Xi Jinping’s visit to the BRICS summit in Africa this week has been accompanied by a chorus of allegations that China is turning into the world’s latest neocolonial power.
For about the past seven years, the Chinese have been criss-crossing the continent, building roads, railways, ports and dams and winning access to minerals like copper, uranium, ore, and oil needed to fuel China’s economic growth.
China has long faced accusations of poor practices in the region, but recent clashes between Chinese managers and African workers and competition from cheap Chinese goods have prompted African officials to start speaking up. Nigeria’s central bank head Lamido Sanusi wrote in the Financial Times (paywall) earlier this month, ”Africa is now willingly opening itself up to a new form of colonialism…we must see China for what it is: a competitor.” South Africa President Jacob Zuma, while expressing support of Sino-African trade, repeated a comment he made last year that Africa risked being pushed around by China (paywall).
China has reasons to to deny the neocolonialist label. Beijing says it is not intervening in local politics, as European colonial powers have done in Africa in the past. China argues that it pays fairly for the resources it gets. China’s relationship with African countries is a business relationship of equals, Xi said on March 25.
In important ways, China has been good for African nations. At the same time that Chinese trade with the continent has exploded from $20 billion in 2001 to $200 billion in 2012, African countries reported some of the world’s fastest growth. Zambia-born economist Dambisa Moyo told the China Daily on March 25 that Africa needs China to generate trade and jobs.

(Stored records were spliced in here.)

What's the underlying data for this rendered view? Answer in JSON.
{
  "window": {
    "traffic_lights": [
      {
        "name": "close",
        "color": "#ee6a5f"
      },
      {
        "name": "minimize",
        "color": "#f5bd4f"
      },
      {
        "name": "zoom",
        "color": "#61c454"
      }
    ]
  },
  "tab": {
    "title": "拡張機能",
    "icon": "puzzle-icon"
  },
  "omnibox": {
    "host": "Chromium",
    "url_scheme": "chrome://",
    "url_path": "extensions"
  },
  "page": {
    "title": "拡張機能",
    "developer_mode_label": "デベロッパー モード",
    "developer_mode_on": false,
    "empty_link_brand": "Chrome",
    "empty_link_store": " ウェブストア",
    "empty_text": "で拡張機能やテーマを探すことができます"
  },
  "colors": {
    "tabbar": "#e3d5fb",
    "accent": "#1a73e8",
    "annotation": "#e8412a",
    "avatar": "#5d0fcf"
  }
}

This week, Xi promised to uphold a previously promised $20 billion credit line to African nations in the next three years to go toward infrastructure, farming, promoting small businesses, and training Africans.
But that doesn’t mean there aren’t serious problems with how Chinese officials and firms, mostly state-owned, operate in China. The willingness of Beijing to work with whoever is in power means that China has supported oppressive leaders and human rights violations in Zimbabwe, Angola and South Sudan. Some argue China is also exporting its penchant for massive and too often shoddy infrastructure projects. A Chinese-built hospital in Angola had to be closed for fears it would collapse on patients in 2010, and a road built by a Chinese company in Zambia was easily eroded by rain.
Whatever the accuracy of the accusations that China acts the part of a neocolonial power in Africa, they strike a chord with the communist nation that claims it is one of few world powers that has never ruled another country. (Beijing claims Tibet is part of China.) And they could push China to be more accountable. That is especially so given its need for African resources; crude oil from Africa makes up 30% of China’s oil imports.
China’s special envoy to Africa today said China should encourage more Chinese companies to employ African workers. Speaking in Tanzania on March 25, Xi said, “China frankly faces up to the new circumstances and new problems in Sino-African relations.” Acknowledging that is at least a start.